Wednesday, August 17, 2011

oh aichhh no..

the infamous school post ( i really typed pist, but i mean; i guess that just shows my true feelings towards this subject).

anyone that knows me, knows that i really never go to school. i mean, don't get me wrong i go enough; but anytime i can get out of it, i do. the sound of the first bell (which i rarely hear cuz i'm always late), reaching in my binder to find my homework so i can hurry and finish it, sitting and listening to hours of pointless stuff i will never use again, getting yelled at for talking when someone else talks, getting your phone taken away, getting very angry when i can't find my favorite pen to doodle with, sitting through ridiculously long classes, and last but not least the ARC sessions that i seem to live at. yeah, my life.

i'm not the kind of girl that get's eager to go to the first couple days to see how it's going to be, i would rather never step back into those halls of timpanogos high school, and sleep til 12 or later everyday. call me lazy, i already know it. i don't enjoy waking up when it's still dark out just so i can get ready to go sit in a chair for 6 hours. i tend to go to school with wet hair and sweats on most of the year (this year i am making a rule that i can only wear sweats once a week, we'll see how that goes.. see guys, i'm trying!)..

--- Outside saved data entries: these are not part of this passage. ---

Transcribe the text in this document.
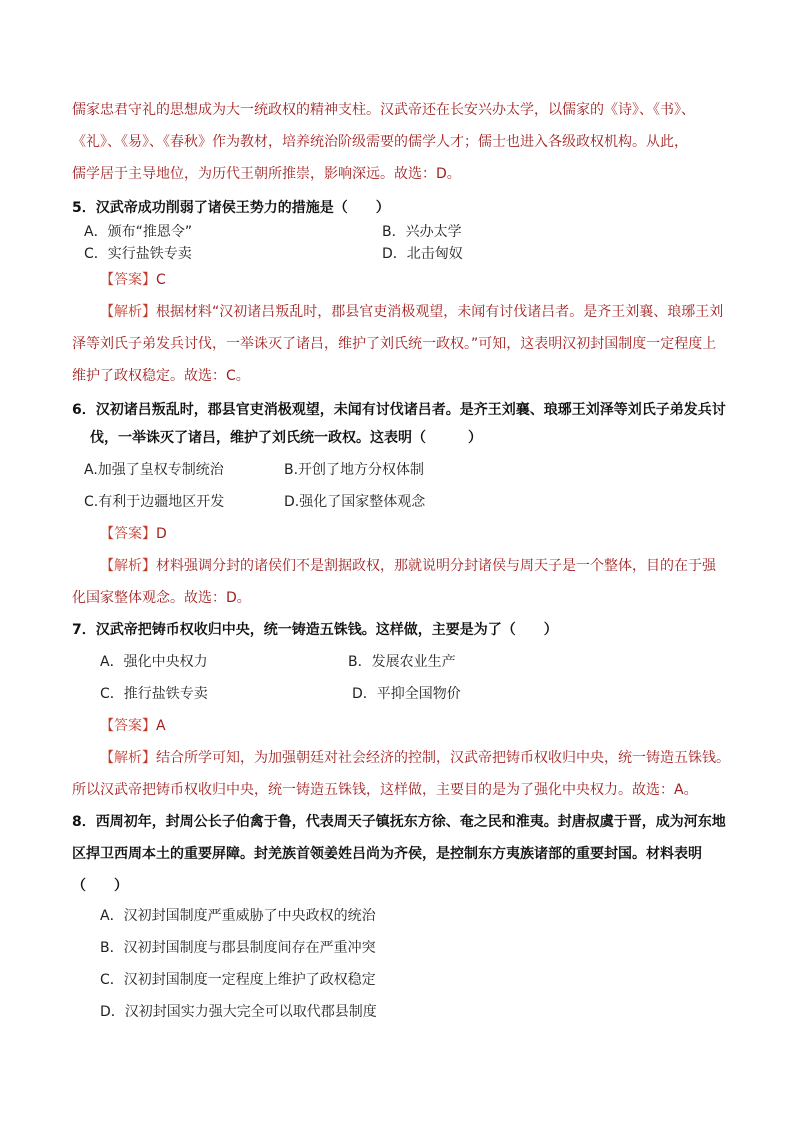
儒家忠君守礼的思想成为大一统政权的精神支柱。汉武帝还在长安兴办太学，以儒家的《诗》、《书》、
《礼》、《易》、《春秋》作为教材，培养统治阶级需要的儒学人才；儒士也进入各级政权机构。从此，
儒学居于主导地位，为历代王朝所推崇，影响深远。故选：D。
5．汉武帝成功削弱了诸侯王势力的措施是（　　）
A．颁布“推恩令”	B．兴办太学
C．实行盐铁专卖	D．北击匈奴
【答案】C
【解析】根据材料“汉初诸吕叛乱时，郡县官吏消极观望，未闻有讨伐诸吕者。是齐王刘襄、琅琊王刘
泽等刘氏子弟发兵讨伐，一举诛灭了诸吕，维护了刘氏统一政权。”可知，这表明汉初封国制度一定程度上
维护了政权稳定。故选：C。
6．汉初诸吕叛乱时，郡县官吏消极观望，未闻有讨伐诸吕者。是齐王刘襄、琅琊王刘泽等刘氏子弟发兵讨
伐，一举诛灭了诸吕，维护了刘氏统一政权。这表明（　　　）
A.加强了皇权专制统治	B.开创了地方分权体制
C.有利于边疆地区开发	D.强化了国家整体观念
【答案】D
【解析】材料强调分封的诸侯们不是割据政权，那就说明分封诸侯与周天子是一个整体，目的在于强
化国家整体观念。故选：D。
7．汉武帝把铸币权收归中央，统一铸造五铢钱。这样做，主要是为了（　　）
A．强化中央权力	B．发展农业生产
C．推行盐铁专卖	D．平抑全国物价
【答案】A
【解析】结合所学可知，为加强朝廷对社会经济的控制，汉武帝把铸币权收归中央，统一铸造五铢钱。
所以汉武帝把铸币权收归中央，统一铸造五铢钱，这样做，主要目的是为了强化中央权力。故选：A。
8．西周初年，封周公长子伯禽于鲁，代表周天子镇抚东方徐、奄之民和淮夷。封唐叔虞于晋，成为河东地
区捍卫西周本土的重要屏障。封羌族首领姜姓吕尚为齐侯，是控制东方夷族诸部的重要封国。材料表明
（　　）
A．汉初封国制度严重威胁了中央政权的统治
B．汉初封国制度与郡县制度间存在严重冲突
C．汉初封国制度一定程度上维护了政权稳定
D．汉初封国实力强大完全可以取代郡县制度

this is basically how i feel about 95% of my friends leaving me at timp, cuz they graduated last year. i want to be like everyone else going into their senior year with the attitude of "OH MY GOSH, THIS YEAR IS GOING TO BE OFF THE HOOK, SO MUCH FUN!!!" but i can't seem to find that in me, because i wont be going to school with half of my best friends anymore. i really think i was born to never go to school and just have summer all year round, with laying out and just playing all night and day.. i'm not going to lie, i'm worried. i'm worried i wont get asked to my senior homecoming and prom, i'm worried that i won't have an obvious plan that i will be with the same girls for the girls choices dances, i'm worried that i wont finish my packets (i only have 10, no stress; compared to my friends last year).. i'm just all around worried. we start school in 6 freaking days, and i haven't finished school clothes shopping, or school supplies (that's my only favorite thing about going back to school), and if not going to sleep til 5 am is going to be in my routine like it has been all summer.. i'm going to be done for.


there's my schedule, yes as a senior i have a full schedule and semi hard classes; unlike a lot of my other friends that barely will be going to school and have basically all electives. it's safe to say, cassidy amy vansolkema is NOT looking forward to going back to school. and i honestly feel like i haven't dreaded going back SO much, and i should be totally excited hence the fact it's my senior year. but i guess we'll see what happens, and maybe it wont be as bad as i feel like it's going to be. let's hear it for class of 2012.